AI for Historical Structure Classification & Tourism Recommendation

Problem Statement

Historical structures preserve cultural heritage and attract tourism. A government agency wants to use machine learning to:

Monitor conditions of historical structures automatically (image-based classification).
Understand tourists and recommend places to improve marketing and engagement.

Part 1 — Image Classification (TensorFlow / ResNet50)

Objective

Predict the category (one of 10 classes) of a structure from an image to support automated monitoring.

Dataset

Training images + separate test set across 10 categories.
Training split further into training / validation.

Model & Training

Base model: ResNet50 (pretrained), with custom dense + dropout layers.
Loss: sparse_categorical_crossentropy.
Regularization: early stopping + dropout.
Training epochs: 50 planned, early stopped at 26 (non-augmented) and 15 (augmented).
Also trained on augmented images for improved robustness.

Model Snippet

# CNN architecture
base_model = tf.keras.applications.ResNet50(
    input_shape=(224,224,3),
    include_top=False,
    weights='imagenet' #Initialize the weights (parameters) using the model that was already trained on ImageNet.
)
#Add the layers
model = models.Sequential([
    base_model,
    layers.GlobalAveragePooling2D(), #Flatten- for transfer we use this layer rather than flat layer
    layers.Dense(128, activation='relu'),
    layers.Dropout(0.2), # Dropout for regularization
    layers.Dense(10, activation='softmax')  # 10 classes
])
model.compile(optimizer='adam', loss='sparse_categorical_crossentropy', metrics=['accuracy'])

Training Summary

Non-augmented Best

Epoch 21 — val_acc 0.5700, val_loss 1.3712

Training and validation accuracy/loss curves for non-augmented training.

Augmented Best

Epoch 11 — val_acc 0.5083, val_loss 1.4583

Training and validation accuracy/loss curves for augmented training.

Early Stopping

26 epochs (non-aug.), 15 epochs (aug.)

Conclusion (Part 1)

Validation accuracy > Training accuracy and Validation loss < Training loss, indicating strong generalization.
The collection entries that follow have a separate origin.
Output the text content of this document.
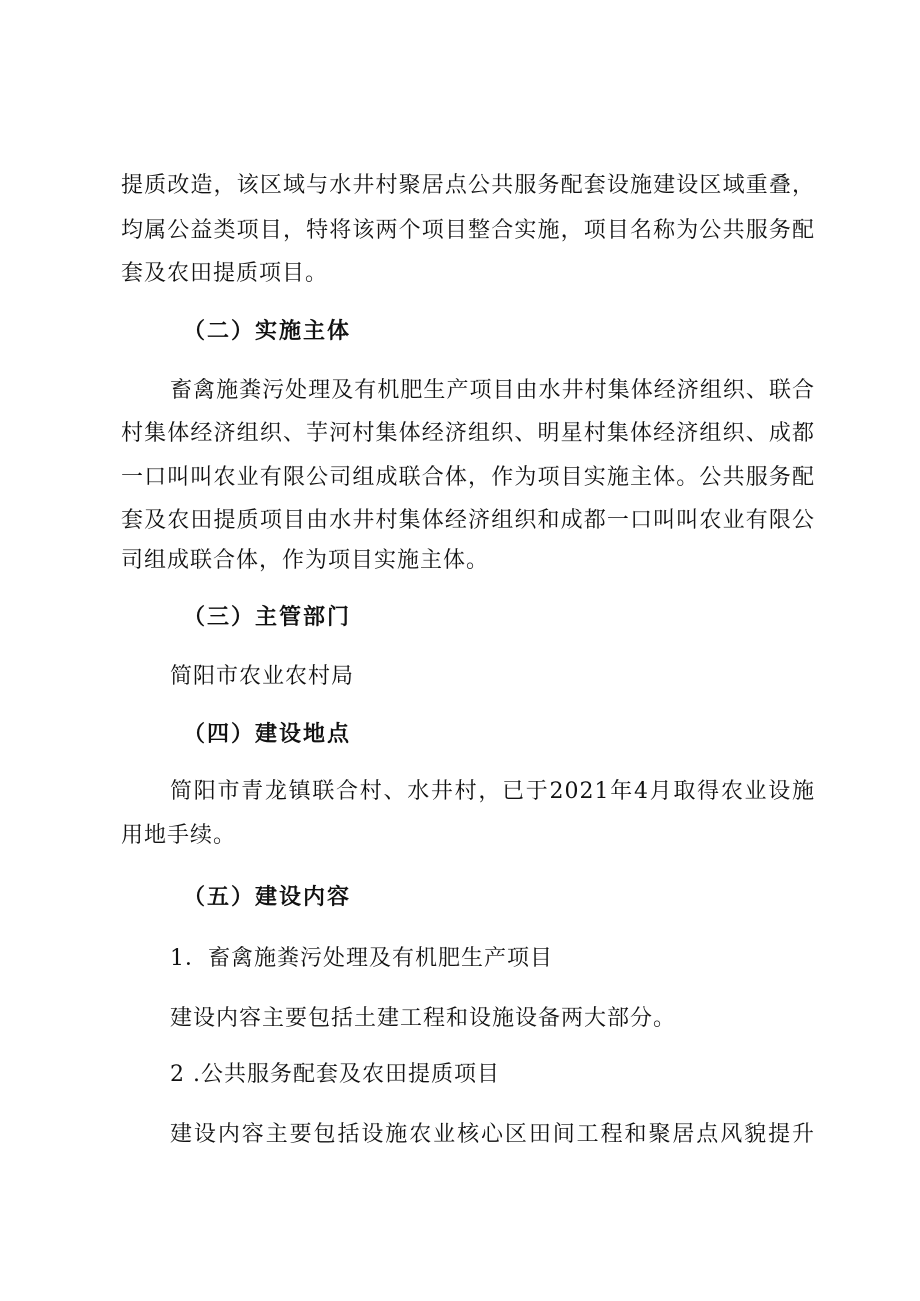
提质改造，该区域与水井村聚居点公共服务配套设施建设区域重叠，
均属公益类项目，特将该两个项目整合实施，项目名称为公共服务配
套及农田提质项目。
（二）实施主体
畜禽施粪污处理及有机肥生产项目由水井村集体经济组织、联合
村集体经济组织、芋河村集体经济组织、明星村集体经济组织、成都
一口叫叫农业有限公司组成联合体，作为项目实施主体。公共服务配
套及农田提质项目由水井村集体经济组织和成都一口叫叫农业有限公
司组成联合体，作为项目实施主体。
（三）主管部门
简阳市农业农村局
（四）建设地点
简阳市青龙镇联合村、水井村，已于2021年4月取得农业设施
用地手续。
（五）建设内容
1．畜禽施粪污处理及有机肥生产项目
建设内容主要包括土建工程和设施设备两大部分。
2 .公共服务配套及农田提质项目
建设内容主要包括设施农业核心区田间工程和聚居点风貌提升
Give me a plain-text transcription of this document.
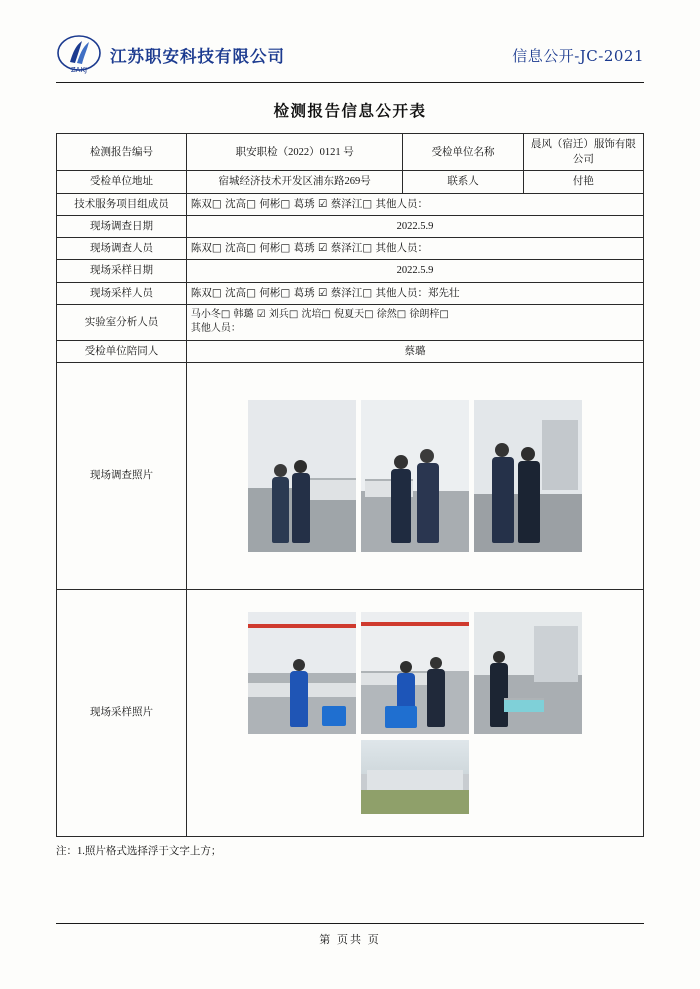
ZAKJ
江苏职安科技有限公司	信息公开-JC-2021
检测报告信息公开表
检测报告编号	职安职检（2022）0121 号	受检单位名称	晨风（宿迁）服饰有限公司
受检单位地址	宿城经济技术开发区浦东路269号	联系人	付艳
技术服务项目组成员	陈双□ 沈高□ 何彬□ 葛琇 ☑ 蔡泽江□ 其他人员：		
现场调查日期	2022.5.9		
现场调查人员	陈双□ 沈高□ 何彬□ 葛琇 ☑ 蔡泽江□ 其他人员：		
现场采样日期	2022.5.9		
现场采样人员	陈双□ 沈高□ 何彬□ 葛琇 ☑ 蔡泽江□ 其他人员：郑先壮		
实验室分析人员	马小冬□ 韩璐 ☑ 刘兵□ 沈培□ 倪夏天□ 徐然□ 徐朗梓□
其他人员：		

受检单位陪同人	蔡璐		
现场调查照片			

现场采样照片			
注：1.照片格式选择浮于文字上方；
第 页共 页
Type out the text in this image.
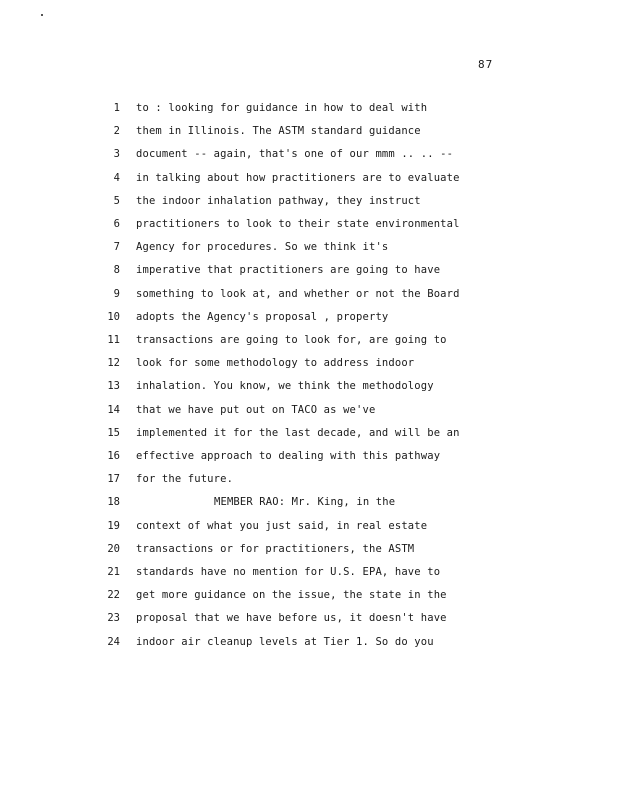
87
1 to : looking for guidance in how to deal with
2 them in Illinois. The ASTM standard guidance
3 document -- again, that's one of our mmm .. .. --
4 in talking about how practitioners are to evaluate
5 the indoor inhalation pathway, they instruct
6 practitioners to look to their state environmental
7 Agency for procedures. So we think it's
8 imperative that practitioners are going to have
9 something to look at, and whether or not the Board
10 adopts the Agency's proposal , property
11 transactions are going to look for, are going to
12 look for some methodology to address indoor
13 inhalation. You know, we think the methodology
14 that we have put out on TACO as we've
15 implemented it for the last decade, and will be an
16 effective approach to dealing with this pathway
17 for the future.
18	MEMBER RAO: Mr. King, in the
19 context of what you just said, in real estate
20 transactions or for practitioners, the ASTM
21 standards have no mention for U.S. EPA, have to
22 get more guidance on the issue, the state in the
23 proposal that we have before us, it doesn't have
24 indoor air cleanup levels at Tier 1. So do you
Augmentation increased robustness but made training accuracy lower due to higher data variability. Additional data or longer training could further improve performance.

Part 2 — Tourism Analytics & Recommendation Engine

Objective

Perform EDA and build recommenders to help tourists discover places of interest and guide tourism marketing.

Data Preparation

Merged three datasets into a single DataFrame.
Cleaned data and removed irrelevant columns.
Translated Indonesian text to English (Google Translate) for analysis.

Key Analytics Findings

Insight	Summary
Top rating age group	Users aged 25–35 provided most ratings
Top tourist origin	Bekasi, Jawa Barat
Popular cities	Bandung, Jakarta, Yogyakarta City
Top category by visits	Amusement Parks
Highest-rated category	Nature preserves

Recommendations Built

Cosine similarity — collaborative approach on user-place rating matrix (low similarity scores; mostly < 0.4).
GenAI recommender — generative/contextual recommendations using combined dataset; produced category-aware suggestions and often diverged from cosine-based results.

Takeaways

Cosine similarity struggled due to sparse overlaps in user ratings.
Generative AI gave more thematic recommendations.

Conclusion (Part 2)

The analytics uncovered clear demographic and location patterns (top cities and categories). The hybrid approach (collaborative + generative) can be used together: collaborative filtering where data overlap exists and GenAI for contextual, category-based suggestions.

Charts & Diagrams

Popular Tourist Spots

Tourist Spots by City

Recommendation Cosine Similarity

Recommendation GenAI

Tech Stack & Future Improvements

Tech Stack

Deep Learning: TensorFlow, Keras, ResNet50
Data Analysis: Pandas, NumPy
Visualization: Matplotlib, Seaborn
Recommendation: Cosine Similarity, GenAI
Translation: Google Translator API

Future Improvements

Increase and diversify the image dataset; fine-tune deeper layers of ResNet50.
Combine collaborative and content-based recommenders into a hybrid system.
Deploy a web dashboard for real-time monitoring and recommendations.
Collect more explicit user feedback to improve collaborative filtering.